So, also ein Deadlock kann auftreten - ja. Aber ich verstehe das Beispiel nicht. Warum sind die Methoden überhaupt synchronized? Ich meine ohne synch kann bei (2) geswitcht werden, was dann zu einem selstsamen Programmablauf fürhen würde.
Aber mit synch kann halt bei (1) geswitcht werden, das sind lediglich paar nanosekunden vorher und der Programmablauf würde genauso in etwas Sinnlosem enden :bahnhof:

Meine Frage also: Warum sind die Methoden synchronisiert? Ich finde das Programm hat ne Logik die nicht das erfüllt was im Text zum Beispiel gesagt wird, und irgendwie könnten da jetzt ohne sync soviele Race Conditions knallen wie sie wollen, es würde den Ablauf nicht verändern. (Bzw das synchen stellt nicht sicher dass nicht genau der selbe Mist passiert)


----------



## eRaaaa (2. Mrz 2010)

Mhm? Das Beispiel soll ja gerade zeigen, dass es *so* zu einem Deadlock kommen kann....gerade weil die Methoden synchronized sind ???:L

sync: 
Gaston: Alphonse has bowed to me!
Alphonse: Gaston has bowed to me!
(nun wartet jeder Thread auf den anderen bei bowBack...--> Deadlock!!!)


----------



## hdi (2. Mrz 2010)

Ja das is schon klar, aber ich meine eig. geht es ja im Endeffekt darum zu zeigen wie und wo man wait() und notify() verwendet, um das Problem zu lösen. Genauso wie man synchronized nur verwendet wenn man 2 Threads hat die gemeinsam auf einer Resource arbeiten - dafür gibt es ja sinnvolle Anwendungsbeispiele.

kA.. also stimmst du mir zu dass hier lediglich ein Deadlock gezeigt wird, aber kein sinnvoller Code der jetzt irgendwie synchronisiert werden muss geschweige denn das tut, was Sun darüber aussagt? Finde das halt schon ein sehr madiges Beispiel dann..

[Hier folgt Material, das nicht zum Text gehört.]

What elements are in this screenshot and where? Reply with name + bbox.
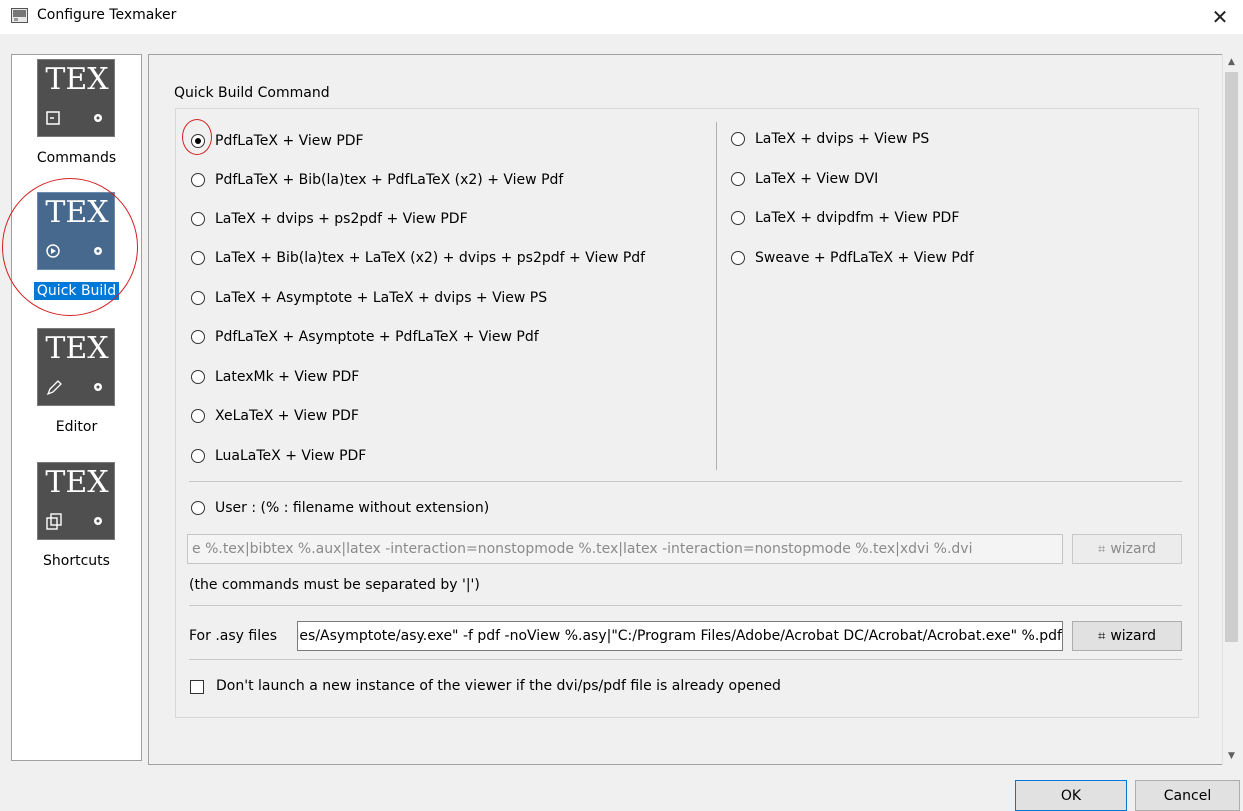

Ist ja wie wenn ich jemandem den Sinn von nem Setter erklären will und sage: "Wenn die Variable private ist". Aber es geht ja darum warum die Variable überhaupt private ist. Genauso finde ich gehört zu nem Deadlock Bsp ein Anwendungsfall in dem man synchronisiert weil man sonst Race Conditions kriegt... Einfach nur paar Keywords zusammenklatschen ist ja wohl keine tolle Erklärung.


----------



## hdi (2. Mrz 2010)

edit: Ach alles quatsch, also ich check das Bsp echt nicht -.- Das synchen macht einfach null Sinn iwie..


----------



## MQue (2. Mrz 2010)

Also das synchronized macht ja erst den Deadlock, das Problem ist, dass beide Threads gleichzeitig starten und dann die Threads auf den anderen Thread warten, bis der was macht, ein klassischer Deadlock halt.
Probiers mal so, vielleicht hilfts fürs Verständnis(wenn du die Threads hintereinander startest, dann geht sichs aus, dass der eine schon fertig ist bevor der andere startet -> daher sind Deadlocks auch so schwierig zu finden)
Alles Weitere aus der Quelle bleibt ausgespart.